Siempre me he formulado esa pregunta pensando en mi padre Víctor Andrés Belaunde, que participó en la Constitución de 1933 y en Luis Bedoya Reyes, coautor de la carta de 1979, vigente desde el 28 de julio de 1980 cuando Fernando Belaunde Terry le puso el cúmplase. No es una pregunta fácil de contestar. En la Tercera Edición de “Las Constituciones del Perú”, del JNE a cargo de Domingo García Belaunde, él estima que el Perú ha tenido doce constituciones que fueron las siguientes: 1823, 1826, 1828, 1834, 1839, 1856, 1860, 1867, 1920, 1933, 1979 y 1993.

No cuenta la Constitución de Cádiz de 1812, porque aún no éramos un país independiente, ni las constituciones que nos rigieron durante el período de la Confederación Perú-Boliviana (1836-1839), porque en ese momento nos integramos al país vecino de Bolivia. Tampoco contabiliza los reglamentos y estatutos provisionales por su categoría temporal.

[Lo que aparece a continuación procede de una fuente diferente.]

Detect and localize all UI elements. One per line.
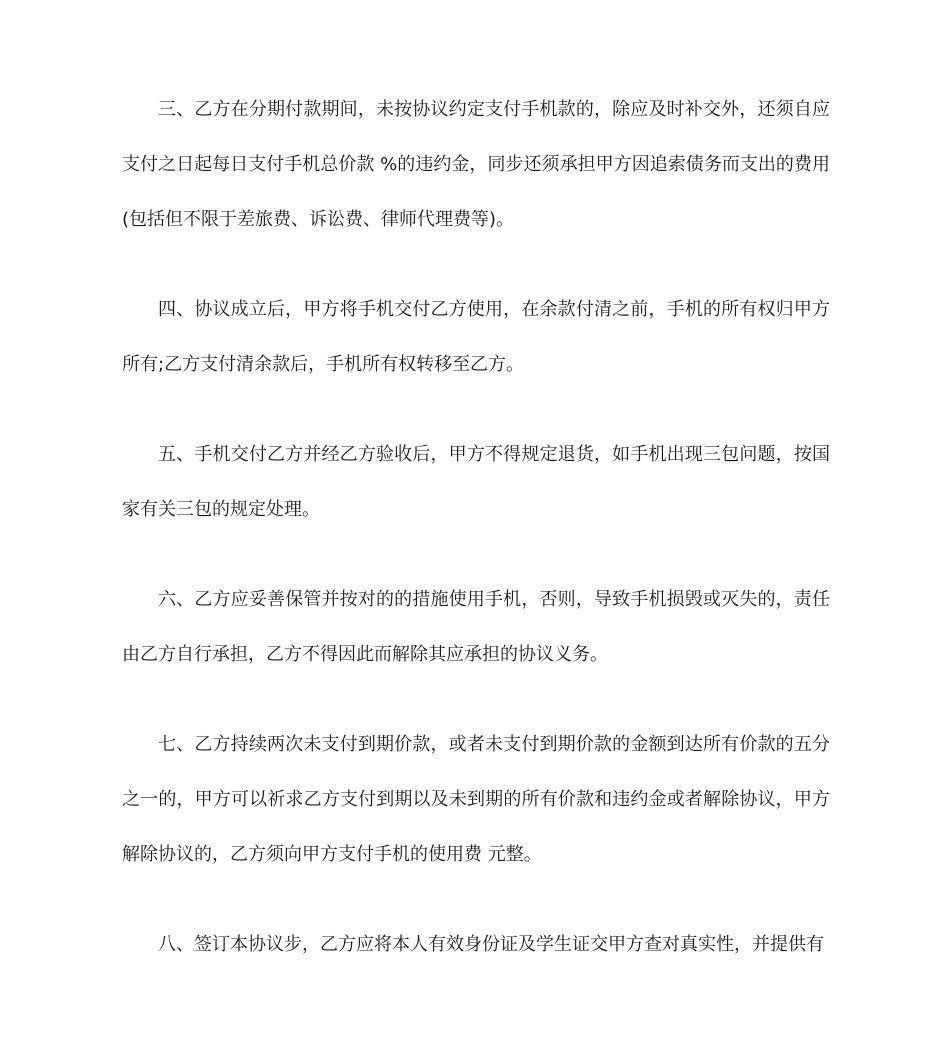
clause-8-paragraph: 八、签订本协议步，乙方应将本人有效身份证及学生证交甲方查对真实性，并提供有 bbox=[158, 934, 824, 955]
clause-6-paragraph: 六、乙方应妥善保管并按对的的措施使用手机，否则，导致手机损毁或灭失的，责任由乙方自行承担，乙方不得因此而解除其应承担的协议义务。 bbox=[122, 589, 830, 665]
clause-3-paragraph: 三、乙方在分期付款期间，未按协议约定支付手机款的，除应及时补交外，还须自应支付之日起每日支付手机总价款 %的违约金，同步还须承担甲方因追索债务而支出的费用(包括但不限于差旅费、诉讼费、律师代理费等)。 bbox=[122, 99, 830, 230]
clause-4-paragraph: 四、协议成立后，甲方将手机交付乙方使用，在余款付清之前，手机的所有权归甲方所有;乙方支付清余款后，手机所有权转移至乙方。 bbox=[122, 299, 830, 375]
clause-7-paragraph: 七、乙方持续两次未支付到期价款，或者未支付到期价款的金额到达所有价款的五分之一的，甲方可以祈求乙方支付到期以及未到期的所有价款和违约金或者解除协议，甲方解除协议的，乙方须向甲方支付手机的使用费 元整。 bbox=[122, 734, 830, 865]
document-page bbox=[122, 82, 830, 1007]
clause-5-paragraph: 五、手机交付乙方并经乙方验收后，甲方不得规定退货，如手机出现三包问题，按国家有关三包的规定处理。 bbox=[122, 444, 830, 520]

Entonces de acuerdo a ese criterio el número de nuestras cartas magnas se reduce a 12 e incluso a menos, si consideramos que las constituciones de 1823, 1826 y 1867 prácticamente no rigieron. Tendríamos entonces 9 constituciones, algunas de ellas también muy efímeras, como fueron las de 1828, 1834, 1839 y 1856, con lo que el número disminuiría aún más para quedarnos con las de 1860, 1920, 1933, 1979 y 1993, en otras palabras solo 5 constituciones durante un período de 161 años hasta hoy. Pero todavía así, el Perú históricamente ha sido un país muy fértil en constituciones y ahora, para no quedarnos cortos respecto de nuestro pasado, ciertos sectores políticos reclaman una nueva constitución para refundar al Perú.

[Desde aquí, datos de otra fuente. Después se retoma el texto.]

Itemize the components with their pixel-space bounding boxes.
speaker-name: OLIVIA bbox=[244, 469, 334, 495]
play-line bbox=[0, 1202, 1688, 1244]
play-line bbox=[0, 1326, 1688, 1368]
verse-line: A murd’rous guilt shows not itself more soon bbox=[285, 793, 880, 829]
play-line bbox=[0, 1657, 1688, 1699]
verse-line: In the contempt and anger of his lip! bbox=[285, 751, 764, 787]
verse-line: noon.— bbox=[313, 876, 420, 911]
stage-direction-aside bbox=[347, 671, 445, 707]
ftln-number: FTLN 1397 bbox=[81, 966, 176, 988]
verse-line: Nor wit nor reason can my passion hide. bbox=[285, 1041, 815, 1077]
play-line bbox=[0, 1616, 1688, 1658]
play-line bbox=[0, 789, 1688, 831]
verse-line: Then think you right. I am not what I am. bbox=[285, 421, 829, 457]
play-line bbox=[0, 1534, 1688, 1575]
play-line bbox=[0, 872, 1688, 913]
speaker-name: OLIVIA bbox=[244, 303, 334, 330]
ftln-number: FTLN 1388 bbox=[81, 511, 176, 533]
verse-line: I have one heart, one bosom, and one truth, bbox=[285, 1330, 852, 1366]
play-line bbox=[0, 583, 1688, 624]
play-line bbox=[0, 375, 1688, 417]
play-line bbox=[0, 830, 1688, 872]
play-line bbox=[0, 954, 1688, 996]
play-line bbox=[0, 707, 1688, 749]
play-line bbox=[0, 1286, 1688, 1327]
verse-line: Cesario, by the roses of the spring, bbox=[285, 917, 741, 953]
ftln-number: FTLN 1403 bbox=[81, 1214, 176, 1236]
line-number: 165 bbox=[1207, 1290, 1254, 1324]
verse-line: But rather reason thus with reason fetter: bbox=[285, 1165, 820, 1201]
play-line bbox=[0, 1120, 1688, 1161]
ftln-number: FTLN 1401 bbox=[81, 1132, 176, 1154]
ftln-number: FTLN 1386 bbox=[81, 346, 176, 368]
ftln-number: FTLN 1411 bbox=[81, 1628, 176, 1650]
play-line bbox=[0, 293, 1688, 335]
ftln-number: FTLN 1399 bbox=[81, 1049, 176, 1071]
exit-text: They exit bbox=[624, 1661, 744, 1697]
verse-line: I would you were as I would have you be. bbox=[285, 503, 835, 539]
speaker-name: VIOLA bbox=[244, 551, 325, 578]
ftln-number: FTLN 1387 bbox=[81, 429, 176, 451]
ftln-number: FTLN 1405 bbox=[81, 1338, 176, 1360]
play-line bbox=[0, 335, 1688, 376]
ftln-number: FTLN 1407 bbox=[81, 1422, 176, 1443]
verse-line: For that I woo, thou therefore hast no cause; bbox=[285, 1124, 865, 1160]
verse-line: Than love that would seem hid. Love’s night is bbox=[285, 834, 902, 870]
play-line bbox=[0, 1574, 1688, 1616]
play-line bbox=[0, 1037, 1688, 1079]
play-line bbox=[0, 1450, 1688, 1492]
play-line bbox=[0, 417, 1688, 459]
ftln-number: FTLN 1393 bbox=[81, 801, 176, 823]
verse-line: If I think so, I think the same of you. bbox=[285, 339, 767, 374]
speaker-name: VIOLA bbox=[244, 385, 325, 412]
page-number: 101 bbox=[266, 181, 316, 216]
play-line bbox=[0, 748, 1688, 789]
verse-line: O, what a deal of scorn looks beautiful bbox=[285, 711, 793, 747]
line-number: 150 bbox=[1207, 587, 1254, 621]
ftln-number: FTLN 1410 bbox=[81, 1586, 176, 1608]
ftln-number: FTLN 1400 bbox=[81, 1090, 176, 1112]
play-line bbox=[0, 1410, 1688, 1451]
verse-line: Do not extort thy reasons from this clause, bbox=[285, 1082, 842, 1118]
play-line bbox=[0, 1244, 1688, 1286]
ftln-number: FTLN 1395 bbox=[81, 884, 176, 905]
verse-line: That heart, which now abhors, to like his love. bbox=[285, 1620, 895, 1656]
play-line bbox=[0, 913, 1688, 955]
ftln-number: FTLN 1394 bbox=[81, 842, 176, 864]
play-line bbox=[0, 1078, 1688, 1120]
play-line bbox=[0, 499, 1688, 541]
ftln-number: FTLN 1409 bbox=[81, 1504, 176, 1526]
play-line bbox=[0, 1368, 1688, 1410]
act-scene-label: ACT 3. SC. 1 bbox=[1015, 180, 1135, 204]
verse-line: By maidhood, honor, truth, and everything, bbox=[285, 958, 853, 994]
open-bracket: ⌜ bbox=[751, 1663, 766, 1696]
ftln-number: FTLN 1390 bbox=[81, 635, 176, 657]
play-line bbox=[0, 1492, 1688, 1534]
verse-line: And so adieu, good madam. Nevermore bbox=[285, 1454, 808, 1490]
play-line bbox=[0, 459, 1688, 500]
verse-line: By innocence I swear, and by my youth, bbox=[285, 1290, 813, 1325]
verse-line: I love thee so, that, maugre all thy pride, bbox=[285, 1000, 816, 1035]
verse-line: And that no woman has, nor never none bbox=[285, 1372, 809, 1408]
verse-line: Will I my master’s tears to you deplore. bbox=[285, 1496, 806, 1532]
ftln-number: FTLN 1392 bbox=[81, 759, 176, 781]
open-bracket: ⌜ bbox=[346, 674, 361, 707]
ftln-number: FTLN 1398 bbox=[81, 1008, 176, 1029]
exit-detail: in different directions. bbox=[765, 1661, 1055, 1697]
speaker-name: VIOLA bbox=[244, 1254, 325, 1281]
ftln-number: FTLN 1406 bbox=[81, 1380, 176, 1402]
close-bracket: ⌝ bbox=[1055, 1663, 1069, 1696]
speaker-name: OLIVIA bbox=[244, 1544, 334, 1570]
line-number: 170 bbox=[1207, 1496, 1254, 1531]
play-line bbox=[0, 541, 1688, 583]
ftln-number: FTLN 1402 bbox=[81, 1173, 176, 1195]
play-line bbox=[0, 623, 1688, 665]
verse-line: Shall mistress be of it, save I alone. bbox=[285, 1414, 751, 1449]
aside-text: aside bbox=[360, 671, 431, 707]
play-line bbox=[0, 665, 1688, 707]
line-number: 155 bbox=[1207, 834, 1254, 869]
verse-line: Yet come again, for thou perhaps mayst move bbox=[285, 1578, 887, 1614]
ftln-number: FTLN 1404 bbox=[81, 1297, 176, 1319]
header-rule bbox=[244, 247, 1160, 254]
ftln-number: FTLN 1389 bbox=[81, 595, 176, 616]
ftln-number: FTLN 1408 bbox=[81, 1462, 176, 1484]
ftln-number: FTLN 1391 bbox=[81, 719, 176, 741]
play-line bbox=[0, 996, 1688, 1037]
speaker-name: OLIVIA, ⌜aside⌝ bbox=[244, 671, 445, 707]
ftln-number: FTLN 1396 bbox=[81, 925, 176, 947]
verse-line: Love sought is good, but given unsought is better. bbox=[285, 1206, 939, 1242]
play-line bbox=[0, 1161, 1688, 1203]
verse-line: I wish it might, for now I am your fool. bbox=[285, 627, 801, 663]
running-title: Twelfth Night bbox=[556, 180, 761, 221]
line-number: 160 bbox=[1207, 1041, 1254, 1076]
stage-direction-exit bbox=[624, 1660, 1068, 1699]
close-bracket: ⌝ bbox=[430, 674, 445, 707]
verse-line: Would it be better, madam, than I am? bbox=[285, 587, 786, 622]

¿Qué significa eso? Algunos podrían decir que retornemos al Tahuantinsuyo. Otros que aun conservando el nombre del Perú, nos transformemos en todo lo contrario de lo que somos ahora, podríamos convertirnos en un país federal, en un país socialista, en un país igualitario, que desaparezca el dinero y la propiedad, que nadie acapare los bienes, que todo sea gratis, que no haya ni ricos ni pobres, etc. No hay límites a la utopía. Como tampoco los hay para las crisis, recesiones y depresiones económicas en las que un país puede hundirse cuando ignora las más elementales lecciones del pasado. ¿Acaso Venezuela no es una utopía convertida en pesadilla? La Constitución establece las reglas básicas para que un país funcione con respeto a los derechos fundamentales de sus ciudadanos. No trae vacunas ni soluciona el desempleo. Para solucionar esas carencias necesitamos inversión pública y privada, así como estabilidad política y económica. Quien diga lo contrario engaña al pueblo.